【4月16日 AFP】プリヤ・シャルマ(Priya Sharma)さん(仮名)は30キロ以上の道のりを車を走らせ、インドの首都ニューデリーのにぎやかな住宅街のショッピングモールまでやって来た。お目当ては、女性専用の酒店だ。

 インドでは女性への嫌がらせや差別が日常茶飯事で、多くの女性が夜間の外出に不安を抱いている。ニューデリーでは土曜の夜、熱気に包まれて混み合った酒店でワインやウイスキーのボトルを買うのも一苦労だ。客は、ほとんどが男性で、店員に向かって大声を張り上げて注文する。

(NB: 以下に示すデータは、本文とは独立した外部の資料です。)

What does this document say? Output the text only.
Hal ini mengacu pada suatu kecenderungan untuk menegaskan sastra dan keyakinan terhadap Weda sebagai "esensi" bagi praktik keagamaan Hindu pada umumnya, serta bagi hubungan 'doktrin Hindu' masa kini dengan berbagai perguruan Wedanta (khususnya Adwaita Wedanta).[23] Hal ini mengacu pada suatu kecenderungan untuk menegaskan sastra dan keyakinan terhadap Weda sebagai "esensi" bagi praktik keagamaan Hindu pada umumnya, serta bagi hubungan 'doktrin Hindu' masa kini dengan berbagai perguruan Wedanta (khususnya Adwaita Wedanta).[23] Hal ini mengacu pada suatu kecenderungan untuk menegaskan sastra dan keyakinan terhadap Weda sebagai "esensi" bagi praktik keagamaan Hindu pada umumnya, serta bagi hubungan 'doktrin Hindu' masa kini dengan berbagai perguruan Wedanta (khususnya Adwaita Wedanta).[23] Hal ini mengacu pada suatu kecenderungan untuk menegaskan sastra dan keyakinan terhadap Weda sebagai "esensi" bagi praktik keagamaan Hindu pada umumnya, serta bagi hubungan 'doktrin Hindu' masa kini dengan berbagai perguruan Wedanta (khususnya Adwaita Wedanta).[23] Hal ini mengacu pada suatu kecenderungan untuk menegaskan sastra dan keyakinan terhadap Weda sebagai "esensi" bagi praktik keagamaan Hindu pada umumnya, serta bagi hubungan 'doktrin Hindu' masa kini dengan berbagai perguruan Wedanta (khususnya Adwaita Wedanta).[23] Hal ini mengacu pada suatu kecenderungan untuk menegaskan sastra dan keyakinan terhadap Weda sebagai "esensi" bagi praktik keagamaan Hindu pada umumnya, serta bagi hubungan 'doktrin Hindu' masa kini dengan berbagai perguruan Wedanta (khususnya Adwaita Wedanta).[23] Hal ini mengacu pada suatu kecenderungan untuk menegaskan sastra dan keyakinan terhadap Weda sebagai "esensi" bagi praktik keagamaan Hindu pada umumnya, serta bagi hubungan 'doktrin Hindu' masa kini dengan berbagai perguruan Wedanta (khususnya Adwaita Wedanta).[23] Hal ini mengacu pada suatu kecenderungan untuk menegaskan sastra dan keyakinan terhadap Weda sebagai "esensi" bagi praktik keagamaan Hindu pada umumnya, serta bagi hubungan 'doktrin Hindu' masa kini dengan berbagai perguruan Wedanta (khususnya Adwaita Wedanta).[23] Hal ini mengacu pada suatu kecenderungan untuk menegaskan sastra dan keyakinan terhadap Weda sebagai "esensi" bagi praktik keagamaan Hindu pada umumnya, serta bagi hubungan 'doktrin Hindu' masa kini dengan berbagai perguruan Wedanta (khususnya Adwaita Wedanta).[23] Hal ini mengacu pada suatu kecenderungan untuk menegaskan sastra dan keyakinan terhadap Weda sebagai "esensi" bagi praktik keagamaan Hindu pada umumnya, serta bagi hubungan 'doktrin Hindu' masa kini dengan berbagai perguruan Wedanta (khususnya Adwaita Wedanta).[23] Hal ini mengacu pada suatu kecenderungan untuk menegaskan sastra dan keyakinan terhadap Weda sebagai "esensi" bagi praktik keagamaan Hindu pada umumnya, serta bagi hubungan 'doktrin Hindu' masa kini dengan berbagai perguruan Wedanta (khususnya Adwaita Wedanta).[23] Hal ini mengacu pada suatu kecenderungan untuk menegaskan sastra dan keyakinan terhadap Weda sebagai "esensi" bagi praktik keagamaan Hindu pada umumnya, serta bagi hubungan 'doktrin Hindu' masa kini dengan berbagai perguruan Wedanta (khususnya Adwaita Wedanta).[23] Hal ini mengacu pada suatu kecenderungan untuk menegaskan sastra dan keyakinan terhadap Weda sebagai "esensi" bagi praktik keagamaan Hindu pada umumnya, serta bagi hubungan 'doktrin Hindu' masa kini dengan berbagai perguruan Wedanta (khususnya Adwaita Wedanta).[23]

「酒店に入るのはいつも避けていました」。シャルマさんは、「女性専用」という文字がガラスに掲げられた店内でAFPのインタビューに応じた。ニューデリー東部に2015年にオープンしたこの店は、インド初で唯一の女性専用酒店とされている。シャルマさんは家族に外出先を知られないよう仮名を希望した。「たいていは誰かに頼んで買ってきてもらっています」

 店の入り口までシャルマさんに付き添って来た男性は、「酒を買って来て飲む女性を(多くの)男性がとがめるのは事実だ」と語った。この店は、カップルでなら男性も入店できるが、カップルで来る客はめったにいない。

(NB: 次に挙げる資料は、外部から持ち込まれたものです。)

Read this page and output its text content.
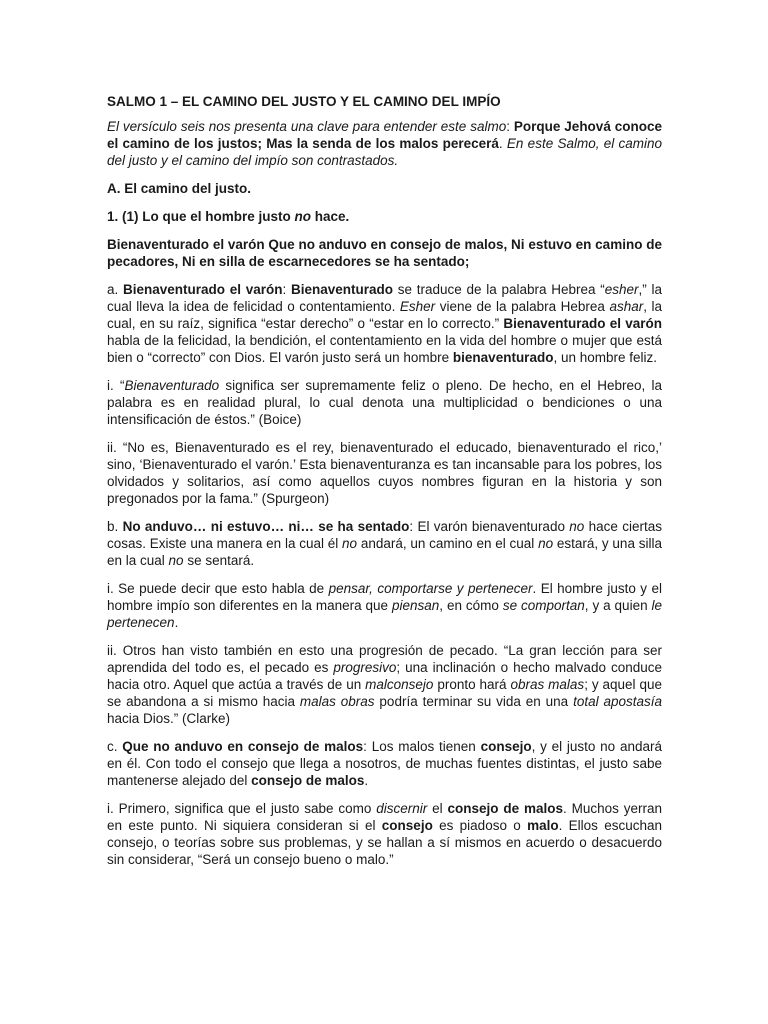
SALMO 1 – EL CAMINO DEL JUSTO Y EL CAMINO DEL IMPÍO

El versículo seis nos presenta una clave para entender este salmo: Porque Jehová conoce el camino de los justos; Mas la senda de los malos perecerá. En este Salmo, el camino del justo y el camino del impío son contrastados.

A. El camino del justo.

1. (1) Lo que el hombre justo no hace.

Bienaventurado el varón Que no anduvo en consejo de malos, Ni estuvo en camino de pecadores, Ni en silla de escarnecedores se ha sentado;

a. Bienaventurado el varón: Bienaventurado se traduce de la palabra Hebrea “esher,” la cual lleva la idea de felicidad o contentamiento. Esher viene de la palabra Hebrea ashar, la cual, en su raíz, significa “estar derecho” o “estar en lo correcto.” Bienaventurado el varón habla de la felicidad, la bendición, el contentamiento en la vida del hombre o mujer que está bien o “correcto” con Dios. El varón justo será un hombre bienaventurado, un hombre feliz.

i. “Bienaventurado significa ser supremamente feliz o pleno. De hecho, en el Hebreo, la palabra es en realidad plural, lo cual denota una multiplicidad o bendiciones o una intensificación de éstos.” (Boice)

ii. “No es, Bienaventurado es el rey, bienaventurado el educado, bienaventurado el rico,’ sino, ‘Bienaventurado el varón.’ Esta bienaventuranza es tan incansable para los pobres, los olvidados y solitarios, así como aquellos cuyos nombres figuran en la historia y son pregonados por la fama.” (Spurgeon)

b. No anduvo… ni estuvo… ni… se ha sentado: El varón bienaventurado no hace ciertas cosas. Existe una manera en la cual él no andará, un camino en el cual no estará, y una silla en la cual no se sentará.

i. Se puede decir que esto habla de pensar, comportarse y pertenecer. El hombre justo y el hombre impío son diferentes en la manera que piensan, en cómo se comportan, y a quien le pertenecen.

ii. Otros han visto también en esto una progresión de pecado. “La gran lección para ser aprendida del todo es, el pecado es progresivo; una inclinación o hecho malvado conduce hacia otro. Aquel que actúa a través de un malconsejo pronto hará obras malas; y aquel que se abandona a si mismo hacia malas obras podría terminar su vida en una total apostasía hacia Dios.” (Clarke)

c. Que no anduvo en consejo de malos: Los malos tienen consejo, y el justo no andará en él. Con todo el consejo que llega a nosotros, de muchas fuentes distintas, el justo sabe mantenerse alejado del consejo de malos.

i. Primero, significa que el justo sabe como discernir el consejo de malos. Muchos yerran en este punto. Ni siquiera consideran si el consejo es piadoso o malo. Ellos escuchan consejo, o teorías sobre sus problemas, y se hallan a sí mismos en acuerdo o desacuerdo sin considerar, “Será un consejo bueno o malo.”
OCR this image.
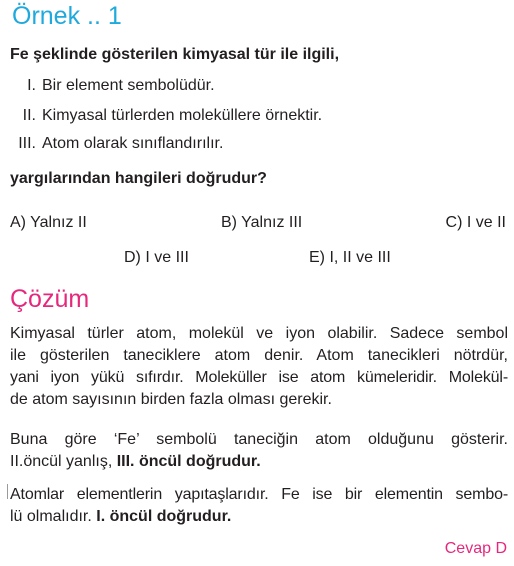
Örnek .. 1
Fe şeklinde gösterilen kimyasal tür ile ilgili,
I. Bir element sembolüdür.
II. Kimyasal türlerden moleküllere örnektir.
III. Atom olarak sınıflandırılır.
yargılarından hangileri doğrudur?
A) Yalnız II	B) Yalnız III	C) I ve II
D) I ve III	E) I, II ve III
Çözüm
Kimyasal türler atom, molekül ve iyon olabilir. Sadece sembol
ile gösterilen taneciklere atom denir. Atom tanecikleri nötrdür,
yani iyon yükü sıfırdır. Moleküller ise atom kümeleridir. Molekül-
de atom sayısının birden fazla olması gerekir.
Buna göre ‘Fe’ sembolü taneciğin atom olduğunu gösterir.
II.öncül yanlış, III. öncül doğrudur.
Atomlar elementlerin yapıtaşlarıdır. Fe ise bir elementin sembo-
lü olmalıdır. I. öncül doğrudur.
Cevap D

「僕たちがこの店を選んだのは、彼女が落ち着いた環境で欲しい物を決められるからです」

 インドでは、2012年にバスの車内で若い女性が集団レイプされて殺害された事件が起きたのをきっかけに抗議デモが何週間も続き、国内全土で女性に対する犯罪が厳罰化された。都市部では、バスや地下鉄車内の女性専用座席も一般的になってきた。

 だが、ニューデリーの女性たちは今なお、酒店では好奇の目で見られると話す。

 アニーシャ・サイガル(Anisha Saigal)さん(29)は、酒店から出て来ると、自分の車や自宅まで歩く間、非難の目を向けられて「道徳的な行動規範」を問われることが多く、それは他国では直面したことがない種のものだと説明した。

「女性がアルコールを買うと、何かされることはなくても、ずっとじろじろ見られて迷惑だし、不安になる」と話した。

「この商売に就いて長いですが、女性客が酒店で居心地悪そうにしているのを見てきました」と店長のウメシュ・サクセナ(Umesh Saxena)さんは言う。